The Philippines is considering pulling troops back from a guerilla camp where three International Committee of the Red Cross (ICRC) hostages are being held.

This content was published on March 27, 2009 - 10:47

But the interior secretary of the Philippines, Ronaldo Puno, rejected the kidnappers' demands for a full army withdrawal from the area on the southern island of Jolo.

"We will not surrender the entire island to the capricious demand of the kidnappers," he said, adding that there would be no ransom payments either. "If we do this, everybody outside this area becomes a potential kidnap victim."

The hostages, a Swiss, an Italian and a Philippines national working for the Geneva-based ICRC, were captured on Jolo in mid-January.

Abu Sayyaf militants have threatened to behead one of the hostages unless the government allows them to move more freely on the island and withdraws security forces from a cordon set up around their stronghold by Tuesday.

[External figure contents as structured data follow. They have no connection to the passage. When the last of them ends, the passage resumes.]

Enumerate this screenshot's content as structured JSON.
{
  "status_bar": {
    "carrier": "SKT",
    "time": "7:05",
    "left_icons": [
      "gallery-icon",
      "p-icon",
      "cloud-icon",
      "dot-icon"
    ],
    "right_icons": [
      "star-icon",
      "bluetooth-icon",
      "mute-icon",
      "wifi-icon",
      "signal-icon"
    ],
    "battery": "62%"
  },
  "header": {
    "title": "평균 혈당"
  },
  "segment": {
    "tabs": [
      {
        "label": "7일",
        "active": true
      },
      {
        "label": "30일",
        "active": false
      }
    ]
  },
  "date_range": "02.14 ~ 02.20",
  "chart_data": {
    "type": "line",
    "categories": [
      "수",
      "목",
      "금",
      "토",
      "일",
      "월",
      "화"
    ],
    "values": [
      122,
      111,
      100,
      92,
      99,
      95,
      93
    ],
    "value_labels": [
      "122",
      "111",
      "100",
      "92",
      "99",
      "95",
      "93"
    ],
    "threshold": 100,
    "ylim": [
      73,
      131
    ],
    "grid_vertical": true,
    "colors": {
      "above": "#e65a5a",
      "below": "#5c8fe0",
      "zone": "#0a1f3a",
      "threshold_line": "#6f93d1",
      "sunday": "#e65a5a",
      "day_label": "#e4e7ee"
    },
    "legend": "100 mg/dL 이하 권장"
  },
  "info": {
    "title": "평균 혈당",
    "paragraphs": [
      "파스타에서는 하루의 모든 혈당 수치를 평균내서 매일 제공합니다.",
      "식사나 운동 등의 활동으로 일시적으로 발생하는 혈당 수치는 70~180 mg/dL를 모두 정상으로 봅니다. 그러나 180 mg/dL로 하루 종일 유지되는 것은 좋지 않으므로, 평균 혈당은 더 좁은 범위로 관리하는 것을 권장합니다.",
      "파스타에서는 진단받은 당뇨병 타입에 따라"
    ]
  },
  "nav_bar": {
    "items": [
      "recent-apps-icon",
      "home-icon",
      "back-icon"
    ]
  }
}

Jolo Governor Satur Tan said repositioning the troops several kilometres away could allow the negotiations to continue, but that the government would not give the militants too much space to manoeuvre.

The ICRC said it was "extremely concerned" for the hostages' safety and urged the military on Thursday to consider the withdrawal demand.

The United States-backed military, which has been battling the Abu Sayyaf for more than a decade, had earlier rejected a troop withdrawal, saying the militants could not be trusted.